How Did the Wall Street Stock Market Crash?
The Great Depression’s affect on the wall street’s stock market crash which led to bankruptcy among companies.
The Great Depression affected the world economy from October 1929 to 1934. It was a time of great hardship, triggered by the Wall Street Stock Market crash, which caused a drop in worldwide production and prices, resulting in massive unemployment in free market economies throughout the western world.
In October 1929, the prices of the stocks and shares on the New York Stock Market in Wall Street dropped dramatically, precipitating the Great Depression. The crash was caused by panic selling, with a rush of investors suddenly deciding that speculative share prices, which had been climbing since 1927, no longer reflected the real worth of the stocks.
By October 24 – dubbed Black Thursday – 13 million shares had changed hands and by October 29, 16 million shares had changed hands. With many shares bought on credit and sold at any price, fortunes were lost when the bubble burst. Confidence in the American economy plunged overnight, and people began withdrawing their savings from the banks. Many companies then went bankrupt, creating widespread unemployment and depression.
By 1931 Britain was deep in economic depression inaugurated by Wall Street Crash 1929. Unemployment reached 2.5 million, resulting in sizeable budgetary deficit. European financial crisis began 1931 with threatened collapse of Austrian banking system; collapse averted but crisis spread to Germany. Resulted in drain on British gold reserves, sterling began to look vulnerable, causing withdrawal of foreign funds culminating in run on pound. Government sought loan of £80 million in United States: terms of loan were achievement of balanced budget to restore confidence in sterling, by cutting unemployment benefit (although balanced budget irrelevant to real economic problems of depression). Resulted in formation of National Government.

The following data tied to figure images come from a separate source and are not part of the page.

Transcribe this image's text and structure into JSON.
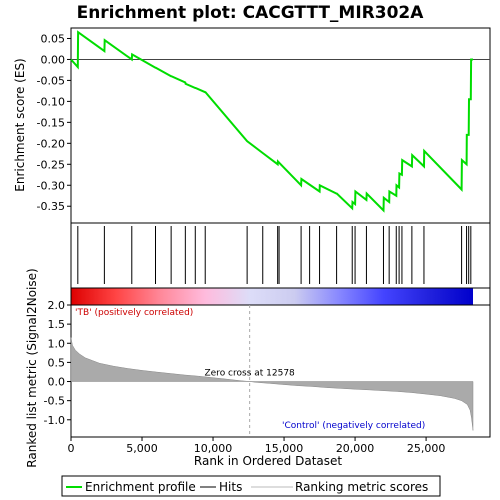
{
  "title": "Enrichment plot: CACGTTT_MIR302A",
  "chart_data": {
    "type": "line",
    "x_range": [
      0,
      29500
    ],
    "n_genes": 28300,
    "es_panel": {
      "ylabel": "Enrichment score (ES)",
      "ylim": [
        -0.39,
        0.075
      ],
      "yticks": [
        0.05,
        0.0,
        -0.05,
        -0.1,
        -0.15,
        -0.2,
        -0.25,
        -0.3,
        -0.35
      ],
      "ytick_labels": [
        "0.05",
        "0.00",
        "-0.05",
        "-0.10",
        "-0.15",
        "-0.20",
        "-0.25",
        "-0.30",
        "-0.35"
      ],
      "series": [
        {
          "name": "Enrichment profile",
          "color": "#00dd00",
          "points": [
            [
              0,
              0.0
            ],
            [
              480,
              -0.018
            ],
            [
              500,
              0.065
            ],
            [
              2350,
              0.02
            ],
            [
              2370,
              0.046
            ],
            [
              4280,
              0.0
            ],
            [
              4300,
              0.012
            ],
            [
              5950,
              -0.02
            ],
            [
              5970,
              -0.02
            ],
            [
              7050,
              -0.04
            ],
            [
              7070,
              -0.04
            ],
            [
              8050,
              -0.055
            ],
            [
              8070,
              -0.058
            ],
            [
              8750,
              -0.068
            ],
            [
              8770,
              -0.068
            ],
            [
              9450,
              -0.078
            ],
            [
              9470,
              -0.078
            ],
            [
              12400,
              -0.195
            ],
            [
              13500,
              -0.223
            ],
            [
              14550,
              -0.25
            ],
            [
              14570,
              -0.243
            ],
            [
              16200,
              -0.3
            ],
            [
              16220,
              -0.285
            ],
            [
              17500,
              -0.315
            ],
            [
              17520,
              -0.3
            ],
            [
              18700,
              -0.32
            ],
            [
              18720,
              -0.32
            ],
            [
              19800,
              -0.355
            ],
            [
              19820,
              -0.34
            ],
            [
              20000,
              -0.345
            ],
            [
              20020,
              -0.315
            ],
            [
              20800,
              -0.335
            ],
            [
              20820,
              -0.32
            ],
            [
              22000,
              -0.36
            ],
            [
              22020,
              -0.33
            ],
            [
              22400,
              -0.34
            ],
            [
              22420,
              -0.315
            ],
            [
              22900,
              -0.325
            ],
            [
              22920,
              -0.3
            ],
            [
              23100,
              -0.305
            ],
            [
              23120,
              -0.272
            ],
            [
              23300,
              -0.275
            ],
            [
              23320,
              -0.24
            ],
            [
              24000,
              -0.255
            ],
            [
              24020,
              -0.228
            ],
            [
              24850,
              -0.255
            ],
            [
              24870,
              -0.218
            ],
            [
              27500,
              -0.31
            ],
            [
              27520,
              -0.24
            ],
            [
              27850,
              -0.25
            ],
            [
              27870,
              -0.18
            ],
            [
              28000,
              -0.18
            ],
            [
              28020,
              -0.095
            ],
            [
              28150,
              -0.095
            ],
            [
              28170,
              0.0
            ],
            [
              28300,
              0.0
            ]
          ]
        }
      ]
    },
    "hits_panel": {
      "legend_name": "Hits",
      "positions": [
        480,
        2350,
        4280,
        5950,
        7050,
        8050,
        8750,
        9450,
        12400,
        13500,
        14550,
        14650,
        16200,
        16800,
        17500,
        18700,
        19800,
        20000,
        20800,
        22000,
        22400,
        22900,
        23100,
        23300,
        24000,
        24850,
        27500,
        27850,
        28000,
        28150
      ]
    },
    "ranking_bar": {
      "gradient": [
        "#dd0000",
        "#ff4444",
        "#ff8899",
        "#ffbbdd",
        "#ddddf8",
        "#ccccf0",
        "#8888ff",
        "#4444ff",
        "#2222dd",
        "#0000cc"
      ]
    },
    "metric_panel": {
      "ylabel": "Ranked list metric (Signal2Noise)",
      "xlabel": "Rank in Ordered Dataset",
      "ylim": [
        -1.45,
        2.0
      ],
      "yticks": [
        2.0,
        1.5,
        1.0,
        0.5,
        0.0,
        -0.5,
        -1.0
      ],
      "ytick_labels": [
        "2.0",
        "1.5",
        "1.0",
        "0.5",
        "0.0",
        "-0.5",
        "-1.0"
      ],
      "xticks": [
        0,
        5000,
        10000,
        15000,
        20000,
        25000
      ],
      "xtick_labels": [
        "0",
        "5,000",
        "10,000",
        "15,000",
        "20,000",
        "25,000"
      ],
      "zero_cross_rank": 12578,
      "zero_cross_label": "Zero cross at 12578",
      "positive_label": "'TB' (positively correlated)",
      "negative_label": "'Control' (negatively correlated)",
      "positive_color": "#cc0000",
      "negative_color": "#0000cc",
      "area_color": "#aaaaaa",
      "series": [
        {
          "name": "Ranking metric scores",
          "points": [
            [
              0,
              1.15
            ],
            [
              100,
              0.95
            ],
            [
              300,
              0.82
            ],
            [
              600,
              0.72
            ],
            [
              1000,
              0.62
            ],
            [
              1500,
              0.55
            ],
            [
              2000,
              0.48
            ],
            [
              3000,
              0.4
            ],
            [
              4000,
              0.34
            ],
            [
              5000,
              0.29
            ],
            [
              6000,
              0.25
            ],
            [
              7000,
              0.21
            ],
            [
              8000,
              0.17
            ],
            [
              9000,
              0.14
            ],
            [
              10000,
              0.1
            ],
            [
              11000,
              0.06
            ],
            [
              12000,
              0.02
            ],
            [
              12578,
              0.0
            ],
            [
              13000,
              -0.02
            ],
            [
              14000,
              -0.05
            ],
            [
              15000,
              -0.08
            ],
            [
              16000,
              -0.11
            ],
            [
              17000,
              -0.13
            ],
            [
              18000,
              -0.16
            ],
            [
              19000,
              -0.18
            ],
            [
              20000,
              -0.2
            ],
            [
              21000,
              -0.22
            ],
            [
              22000,
              -0.24
            ],
            [
              23000,
              -0.26
            ],
            [
              24000,
              -0.29
            ],
            [
              25000,
              -0.33
            ],
            [
              26000,
              -0.37
            ],
            [
              27000,
              -0.44
            ],
            [
              27500,
              -0.5
            ],
            [
              27900,
              -0.6
            ],
            [
              28100,
              -0.75
            ],
            [
              28200,
              -0.95
            ],
            [
              28300,
              -1.28
            ]
          ]
        }
      ]
    }
  },
  "legend": {
    "items": [
      {
        "label": "Enrichment profile",
        "color": "#00dd00"
      },
      {
        "label": "Hits",
        "color": "#000000"
      },
      {
        "label": "Ranking metric scores",
        "color": "#bbbbbb"
      }
    ]
  }
}
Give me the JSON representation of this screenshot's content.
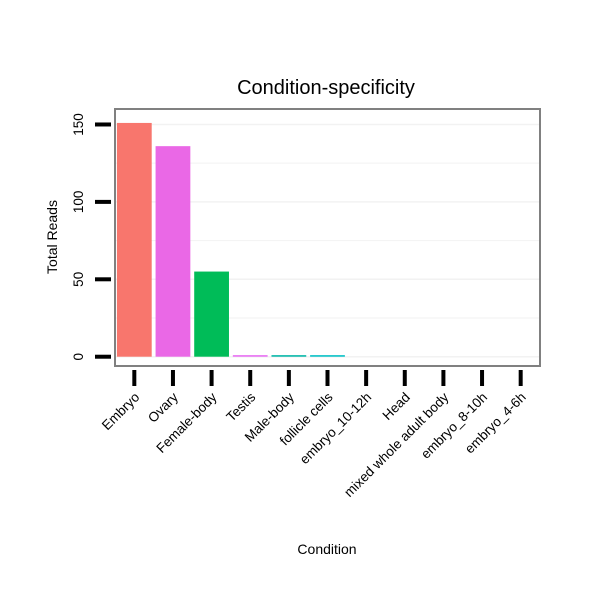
{
  "chart_data": {
    "type": "bar",
    "title": "Condition-specificity",
    "xlabel": "Condition",
    "ylabel": "Total Reads",
    "ylim": [
      -6,
      160
    ],
    "yticks": [
      0,
      50,
      100,
      150
    ],
    "grid": true,
    "categories": [
      "Embryo",
      "Ovary",
      "Female-body",
      "Testis",
      "Male-body",
      "follicle cells",
      "embryo_10-12h",
      "Head",
      "mixed whole adult body",
      "embryo_8-10h",
      "embryo_4-6h"
    ],
    "values": [
      151,
      136,
      55,
      1,
      1,
      1,
      0,
      0,
      0,
      0,
      0
    ],
    "colors": [
      "#F8766D",
      "#EA68E6",
      "#00BC58",
      "#E76BF3",
      "#00B5A6",
      "#00BFC4",
      "#00B0F6",
      "#619CFF",
      "#B983FF",
      "#F564E3",
      "#FF67A4"
    ],
    "legend": "none"
  }
}
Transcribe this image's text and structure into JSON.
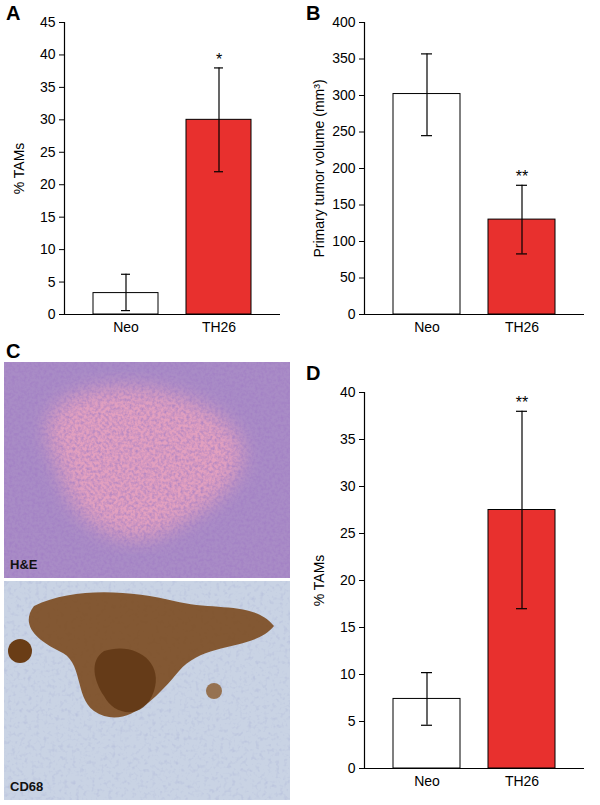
{
  "chart_data": [
    {
      "type": "bar",
      "panel": "A",
      "ylabel": "% TAMs",
      "categories": [
        "Neo",
        "TH26"
      ],
      "values": [
        3.3,
        30
      ],
      "error_low": [
        0.6,
        22
      ],
      "error_high": [
        6.2,
        38
      ],
      "annotations": [
        null,
        "*"
      ],
      "colors": [
        "#ffffff",
        "#e8302e"
      ],
      "ylim": [
        0,
        45
      ],
      "yticks": [
        0,
        5,
        10,
        15,
        20,
        25,
        30,
        35,
        40,
        45
      ]
    },
    {
      "type": "bar",
      "panel": "B",
      "ylabel": "Primary tumor volume (mm³)",
      "categories": [
        "Neo",
        "TH26"
      ],
      "values": [
        302,
        130
      ],
      "error_low": [
        245,
        83
      ],
      "error_high": [
        357,
        177
      ],
      "annotations": [
        null,
        "**"
      ],
      "colors": [
        "#ffffff",
        "#e8302e"
      ],
      "ylim": [
        0,
        400
      ],
      "yticks": [
        0,
        50,
        100,
        150,
        200,
        250,
        300,
        350,
        400
      ]
    },
    {
      "type": "bar",
      "panel": "D",
      "ylabel": "% TAMs",
      "categories": [
        "Neo",
        "TH26"
      ],
      "values": [
        7.4,
        27.5
      ],
      "error_low": [
        4.6,
        17
      ],
      "error_high": [
        10.2,
        38
      ],
      "annotations": [
        null,
        "**"
      ],
      "colors": [
        "#ffffff",
        "#e8302e"
      ],
      "ylim": [
        0,
        40
      ],
      "yticks": [
        0,
        5,
        10,
        15,
        20,
        25,
        30,
        35,
        40
      ]
    }
  ],
  "images": {
    "panel": "C",
    "labels": [
      "H&E",
      "CD68"
    ]
  }
}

Companies went bankrupt, factories fell silent, and docks became idle. Many banks collapsed, including around 44 per cent of banks in the US, and hundreds of thousands of ordinary consumers lost all their savings. With one in five of the world’s labor force out of work, millions survived only by eating at soup kitchens, fixing worn shoes with cardboard, and patching their old clothes until the international economy revived in the 1930s.